27 April, 2009

Testing Intellectual Property Information

Intellectual Property (IP) are legal property rights over creations of the mind, both artistic and commercial, and the corresponding fields of law. Under intellectual property law, owners are granted certain exclusive rights to a variety of intangible assets, such as musical, literary, and artistic works; ideas, discoveries and inventions; and words, phrases, symbols, and designs. Common types of intellectual property include copyrights, trademarks, patents, industrial design rights and trade secrets. The term intellectual property denotes the specific legal rights described above, and not the intellectual work itself.

Licenses, copyrights, trademarks, patents information are often shipped with the product to the customer. Providing this information indicates to the stakeholders that anybody who encroaches on any of these will have to face legal implications. How often do we as testers focus EULAs(End User License Agreement), Copyrights Information, Trademarks and the patented technology information used in building the product.To a normal tester, these look like the usual boring stuff to read about and he/she would blindly end up clicking the Next/Proceed button as applicable and focus on the so-called 'more important test areas'. For an attentive tester, it only opens up a lot of opportunities to discover very expensive defects.

The EULA Story: Just Imagine that you as a end user ignored the EULA of a new product you recently installed. One fine day, you realise all of a sudden that your system is too slow to respond. The first thought that would come to your mind is 'What was the recent change I made to the system'. The installation of the new product? Do not end up cursing the product! The EULA had warned you of possible problems with the regular updates for the product which you would have known if you had read it! Now you would only spend more time getting your system back to its original speed.

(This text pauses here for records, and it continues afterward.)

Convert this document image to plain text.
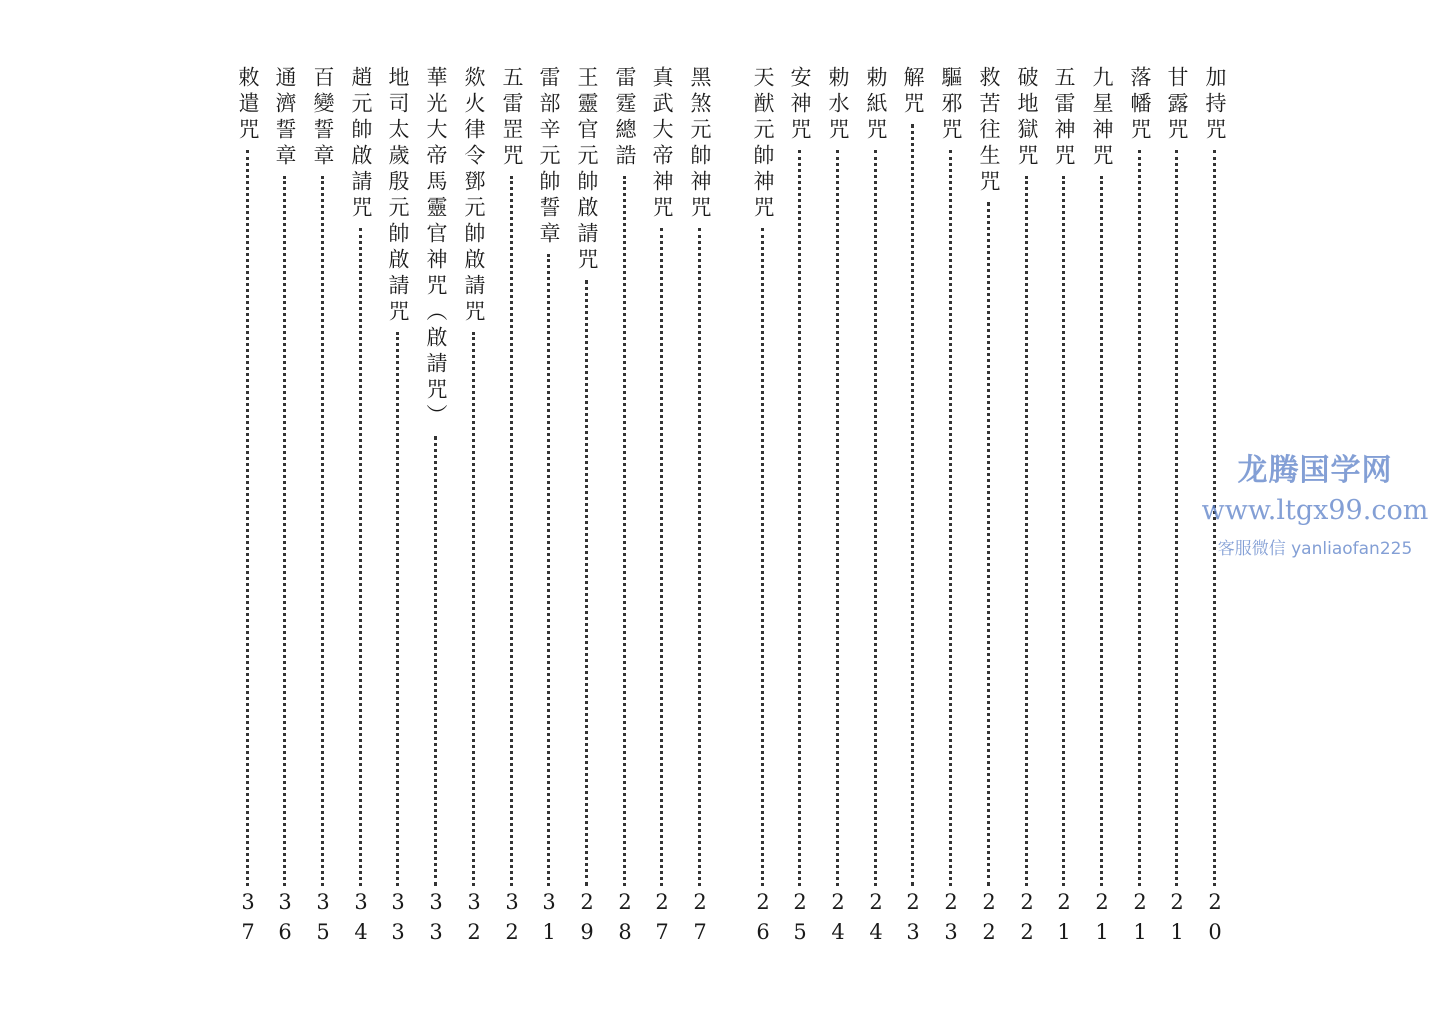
加持咒
20
甘露咒
21
落幡咒
21
九星神咒
21
五雷神咒
21
破地獄咒
22
救苦往生咒
22
驅邪咒
23
解咒
23
勅紙咒
24
勅水咒
24
安神咒
25
天猷元帥神咒
26
黑煞元帥神咒
27
真武大帝神咒
27
雷霆總誥
28
王靈官元帥啟請咒
29
雷部辛元帥誓章
31
五雷罡咒
32
欻火律令鄧元帥啟請咒
32
華光大帝馬靈官神咒（啟請咒）
33
地司太歲殷元帥啟請咒
33
趙元帥啟請咒
34
百變誓章
35
通濟誓章
36
敕遣咒
37
龙腾国学网
www.ltgx99.com
客服微信 yanliaofan225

Wanna Copy: From a legal perspective, it is very dangerous when someone else discovers that you have copied exactly their ideas! This is when copyright laws come into picture. In the corporate world, if you are not aware of the copyright laws, and knowingly or unknowingly recreate or copy those ideas, then are in deep trouble if the original creator gets to know it. You may even get sued!

These Symbols are Mine: A trademark identified by the symbols ™ (not yet registered) and ® (registered), is a distinctive sign or indicator used by an individual, business organization or other legal entity to identify that the products and/or services to consumers with which the trademark appears originate from a unique source, and to distinguish its products or services from those of other entities. It is important to ensure that these are used carefully in the products.

Patent it: Product X is released with a set of patents A,B,C. When the next version of the same product Y is going to be released, but coded using a completely new technology, how far are the patents A,B,C going to be relevant? Should we blindly do a copy-paste of the older patents in the patents information section for the new product? OR should we validate and evaluate the existing list? The answer is a BIG NO! It is a safe thing to revisit the list of patents or third party software used(if any) and provide an updated list.

The above listed ones are highly neglected while testing. It could be because it involves lot of patience, validating the rights and wrongs of it with the Product Management team, verifying the information to the minutest details with the Legal counsel of the organization etc. There could be several reasons to let go of it by not testing it, but even a silly reason cannot save the company of the trauma and financial troubles that such negligence can bring in. Next time around, you encounter these in your testing, make a choice and a good one at that. Like Subroto Bagchi says 'When we make a choice, we must know that each choice entails a set of consequences and we cannot wish away that responsibility.